3.1 Modules and Repository Structure

  • Main modules
    • data_loader
    • models
    • trainers
  • Others
    • helpers
    • base

3.2 Good Case Practice

This subsection specifically addresses one of the criterias of the challenge, which is Code Quality. In particular, some good case practices are adopted here for a better structural quality of the code to enhance its maintainability and robustness, such as:

  • Codes are seprated into three main modules: data_loader, models, trainers
  • Logging is extensively used for debugging and organizing the experiments
  • YAML configuration files are used to organize model parameters
  • Since the codes are abstracted by inheritance and ABC, it could be easily extended. For example, to implement a new neural network architecture, one simply just needs to inherit base.NN and implement _forward() function, then create another YAML configuration file for it to run.

4. Results

The following results are computed as RMSE for test set:

  • LightGBM
    • RMSE: 0.0295061609
    • Refer to src/output/2019-06-17_18-13-13-153/training.log
    • For inference, run python main_inference.py --config_path output/2019-06-17_18-13-13-153/config.yaml --model_dir output/2019-06-17_18-13-13-153/model/ --inference_data_path <INSERT_CSV_PATH>
  • Multilayer Perceptron (MLP)
    • RMSE: 0.0803641468
    • Refer to src/output/2019-06-17_18-16-38-675/training.log
    • For inference, run python main_inference.py --config_path output/2019-06-17_18-16-38-675/config.yaml --model_dir output/2019-06-17_18-16-38-675/model/epoch_4/model.meta --inference_data_path <INSERT_CSV_PATH>
  • Temporal Convolutional Network (TCN)
    • RMSE: 0.0395143114
    • Refer to src/output/2019-06-17_14-20-52-632/training.log
    • For inference, run python main_inference.py --config_path output/2019-06-17_14-20-52-632/config.yaml --model_dir output/2019-06-17_14-20-52-632/model/epoch_13/model.meta --inference_data_path <INSERT_CSV_PATH>
  • Spatio Temporal Convolutional Network (SpatioTCN)
    • RMSE: 0.0837173931
    • Refer to src/output/2019-06-17_21-48-17-390/training.log
    • For inference, run python main_inference.py --config_path output/2019-06-17_21-48-17-390/config.yaml --model_dir output/2019-06-17_21-48-17-390/model/epoch_13/model.meta --inference_data_path <INSERT_CSV_PATH>

We did not manage to experiment with LSTM as it requires much computational resources and time to train.
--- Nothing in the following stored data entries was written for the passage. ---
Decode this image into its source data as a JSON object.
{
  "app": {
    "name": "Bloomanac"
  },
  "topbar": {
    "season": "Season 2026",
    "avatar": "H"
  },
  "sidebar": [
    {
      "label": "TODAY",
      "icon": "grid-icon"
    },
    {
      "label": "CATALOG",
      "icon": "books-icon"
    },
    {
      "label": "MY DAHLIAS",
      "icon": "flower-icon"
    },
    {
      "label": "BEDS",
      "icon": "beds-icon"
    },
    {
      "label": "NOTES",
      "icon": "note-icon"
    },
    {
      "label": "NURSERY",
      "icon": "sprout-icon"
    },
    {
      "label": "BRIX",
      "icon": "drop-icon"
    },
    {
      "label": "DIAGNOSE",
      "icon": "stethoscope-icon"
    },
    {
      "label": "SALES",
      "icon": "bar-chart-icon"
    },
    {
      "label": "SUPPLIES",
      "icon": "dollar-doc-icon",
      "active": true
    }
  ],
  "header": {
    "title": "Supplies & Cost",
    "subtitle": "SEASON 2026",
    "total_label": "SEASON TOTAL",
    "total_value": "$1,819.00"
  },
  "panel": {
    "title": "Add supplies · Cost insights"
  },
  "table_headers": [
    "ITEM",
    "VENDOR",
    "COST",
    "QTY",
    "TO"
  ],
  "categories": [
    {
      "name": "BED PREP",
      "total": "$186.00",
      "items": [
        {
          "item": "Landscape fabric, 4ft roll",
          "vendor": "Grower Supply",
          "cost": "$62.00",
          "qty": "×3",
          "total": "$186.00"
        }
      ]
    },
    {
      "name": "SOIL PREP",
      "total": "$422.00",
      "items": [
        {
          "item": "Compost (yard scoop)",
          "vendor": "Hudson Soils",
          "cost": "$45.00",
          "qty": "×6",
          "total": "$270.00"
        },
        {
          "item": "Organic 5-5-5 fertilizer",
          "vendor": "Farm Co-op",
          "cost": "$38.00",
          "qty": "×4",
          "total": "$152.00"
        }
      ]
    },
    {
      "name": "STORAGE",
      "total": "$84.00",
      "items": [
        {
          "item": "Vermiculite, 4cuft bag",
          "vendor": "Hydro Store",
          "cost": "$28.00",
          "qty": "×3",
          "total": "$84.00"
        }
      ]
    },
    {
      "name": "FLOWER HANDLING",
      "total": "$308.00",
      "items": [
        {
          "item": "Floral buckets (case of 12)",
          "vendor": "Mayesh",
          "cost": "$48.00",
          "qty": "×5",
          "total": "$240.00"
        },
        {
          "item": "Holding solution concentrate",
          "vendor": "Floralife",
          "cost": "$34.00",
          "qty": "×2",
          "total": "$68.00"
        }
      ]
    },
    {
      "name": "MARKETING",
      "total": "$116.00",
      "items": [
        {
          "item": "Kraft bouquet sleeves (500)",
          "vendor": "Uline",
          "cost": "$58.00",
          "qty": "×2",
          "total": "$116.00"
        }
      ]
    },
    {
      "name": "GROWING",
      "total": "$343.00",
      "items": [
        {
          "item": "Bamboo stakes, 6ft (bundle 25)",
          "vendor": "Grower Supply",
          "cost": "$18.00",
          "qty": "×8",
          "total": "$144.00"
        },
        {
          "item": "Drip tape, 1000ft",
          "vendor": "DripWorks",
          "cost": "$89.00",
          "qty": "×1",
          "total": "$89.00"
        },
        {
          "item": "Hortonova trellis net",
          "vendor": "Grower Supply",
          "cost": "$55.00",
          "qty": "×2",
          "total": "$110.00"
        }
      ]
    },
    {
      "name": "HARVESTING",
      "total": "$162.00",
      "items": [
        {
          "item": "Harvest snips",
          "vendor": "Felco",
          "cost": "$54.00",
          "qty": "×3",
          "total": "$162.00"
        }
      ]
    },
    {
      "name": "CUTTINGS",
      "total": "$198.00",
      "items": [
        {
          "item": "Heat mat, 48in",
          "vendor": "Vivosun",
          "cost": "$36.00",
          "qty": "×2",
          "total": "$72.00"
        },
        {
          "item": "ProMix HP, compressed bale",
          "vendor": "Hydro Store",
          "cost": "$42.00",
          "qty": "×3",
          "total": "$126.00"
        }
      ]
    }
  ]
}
It is observed that LightGBM has the best performance among all models. Theoretically, given such large amount of data, TCN and SpatioTCN should perform better than LightGBM. However, due to lack of computational resources, it is unfortunate that we aren't able to fine-tune these models for better RMSE. We also observe that SpatioTCN requires much hyperparameter tuning due to its instability throughout the training process, which might be possibly due to the graph propagation layer added.

5. Future Work

  • Experiment with LSTM
  • Fine tune TCN and SpatioTCN

References

[1] T. N. Kipf and M. Welling, “Semi-supervised classification with graph convolutional networks.”